Results 37 patients were identified, all male, ranging from 13 to 18 years. 78% were black, 11% white and 11% of other ethnicity. 81% of injuries were stabbings, 5% gunshot wounds and 14% other. 43% patients sustained multiple injuries. Social history was poorly documented with 11–35% recording previous assault, social services involvement, police involvement, child psychiatry, family history of violence, or poor school attendance, but only 3–16% recording definite negatives for these categories. Once admitted 53% were referred to the safeguarding team, 67% to social services, 77% to the youth worker, and 47% to child psychiatry. 90% had police involvement, 35% had their general practitioner contacted and 43% of school attendees had their school contacted. In 38% there was consideration of ward security. Incidence of these interventions was increased on paediatric wards compared to adult wards. The safeguarding prompt list, present in 19% of notes, increased safeguarding interventions further. Four patients self-discharged two of whom were later readmitted with new injuries. 24% required helicopter retrieval and 65% ambulance. Admission ranged from <1–42 days. 37 patients accounted for a total of 190 inpatient days, including 14 ITU and 18 HDU days. They required 65 separate specialty reviews and 31 surgical procedures. The estimated average admission cost was £4875.

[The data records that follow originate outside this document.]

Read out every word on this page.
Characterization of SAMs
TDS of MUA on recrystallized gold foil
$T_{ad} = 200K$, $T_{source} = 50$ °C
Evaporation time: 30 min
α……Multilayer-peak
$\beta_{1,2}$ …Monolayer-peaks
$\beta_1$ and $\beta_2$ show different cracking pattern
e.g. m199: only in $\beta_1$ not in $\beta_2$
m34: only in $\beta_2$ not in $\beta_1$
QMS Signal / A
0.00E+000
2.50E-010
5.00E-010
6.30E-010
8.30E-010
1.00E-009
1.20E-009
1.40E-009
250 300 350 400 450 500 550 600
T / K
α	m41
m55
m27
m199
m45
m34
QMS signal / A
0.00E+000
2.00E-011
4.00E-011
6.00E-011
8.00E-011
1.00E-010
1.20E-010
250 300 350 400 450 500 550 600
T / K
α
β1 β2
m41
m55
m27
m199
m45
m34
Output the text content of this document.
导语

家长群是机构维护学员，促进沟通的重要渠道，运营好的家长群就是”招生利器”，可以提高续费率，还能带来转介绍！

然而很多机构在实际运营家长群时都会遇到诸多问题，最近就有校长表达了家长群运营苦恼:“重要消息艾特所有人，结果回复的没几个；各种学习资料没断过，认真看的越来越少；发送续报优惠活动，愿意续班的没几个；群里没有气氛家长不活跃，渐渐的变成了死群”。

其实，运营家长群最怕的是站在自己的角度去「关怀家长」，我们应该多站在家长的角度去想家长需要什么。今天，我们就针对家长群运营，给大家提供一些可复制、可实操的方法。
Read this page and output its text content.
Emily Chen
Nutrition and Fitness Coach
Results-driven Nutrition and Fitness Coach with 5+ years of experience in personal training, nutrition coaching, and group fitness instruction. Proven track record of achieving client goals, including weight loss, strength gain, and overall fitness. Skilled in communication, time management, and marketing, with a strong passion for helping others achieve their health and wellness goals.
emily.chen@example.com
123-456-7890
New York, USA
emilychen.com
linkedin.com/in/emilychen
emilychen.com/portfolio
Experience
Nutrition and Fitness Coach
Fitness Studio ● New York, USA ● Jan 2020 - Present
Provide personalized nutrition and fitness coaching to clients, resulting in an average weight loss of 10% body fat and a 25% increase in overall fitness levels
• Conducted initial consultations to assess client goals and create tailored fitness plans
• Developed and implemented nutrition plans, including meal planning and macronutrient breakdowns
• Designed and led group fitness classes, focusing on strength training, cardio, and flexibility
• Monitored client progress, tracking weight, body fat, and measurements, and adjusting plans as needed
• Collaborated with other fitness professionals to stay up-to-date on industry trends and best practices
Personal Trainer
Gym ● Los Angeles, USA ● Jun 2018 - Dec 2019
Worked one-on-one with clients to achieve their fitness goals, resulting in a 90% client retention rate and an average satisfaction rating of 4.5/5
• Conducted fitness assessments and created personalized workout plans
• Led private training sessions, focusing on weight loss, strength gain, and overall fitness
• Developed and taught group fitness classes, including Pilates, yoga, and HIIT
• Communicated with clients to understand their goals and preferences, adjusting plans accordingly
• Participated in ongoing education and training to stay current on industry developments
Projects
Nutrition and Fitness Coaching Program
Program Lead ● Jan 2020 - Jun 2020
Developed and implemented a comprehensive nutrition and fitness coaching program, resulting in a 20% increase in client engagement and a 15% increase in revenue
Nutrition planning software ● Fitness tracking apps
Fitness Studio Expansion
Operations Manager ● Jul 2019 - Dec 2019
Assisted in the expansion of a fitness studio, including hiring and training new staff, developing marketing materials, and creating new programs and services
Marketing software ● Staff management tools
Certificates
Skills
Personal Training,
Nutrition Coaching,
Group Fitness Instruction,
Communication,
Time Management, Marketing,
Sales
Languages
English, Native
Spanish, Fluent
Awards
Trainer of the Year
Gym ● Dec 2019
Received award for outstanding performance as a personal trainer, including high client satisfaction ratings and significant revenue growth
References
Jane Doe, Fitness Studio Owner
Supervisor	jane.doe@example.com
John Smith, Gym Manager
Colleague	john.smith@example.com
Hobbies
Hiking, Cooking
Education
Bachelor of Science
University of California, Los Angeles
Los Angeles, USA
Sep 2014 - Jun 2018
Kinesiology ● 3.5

Conclusions We observed a large number of significant injuries resulting in high cost admissions. Many patients did not have important safeguarding interventions performed. Safeguarding interventions occurred more frequently on paediatric wards and when the safeguarding prompt list was used. Recommendations include increasing safeguarding awareness and circulation of the safeguarding prompt list. Liaison with other agencies to follow-up patients could enable adaptation of safeguarding interventions to reduce further attendances.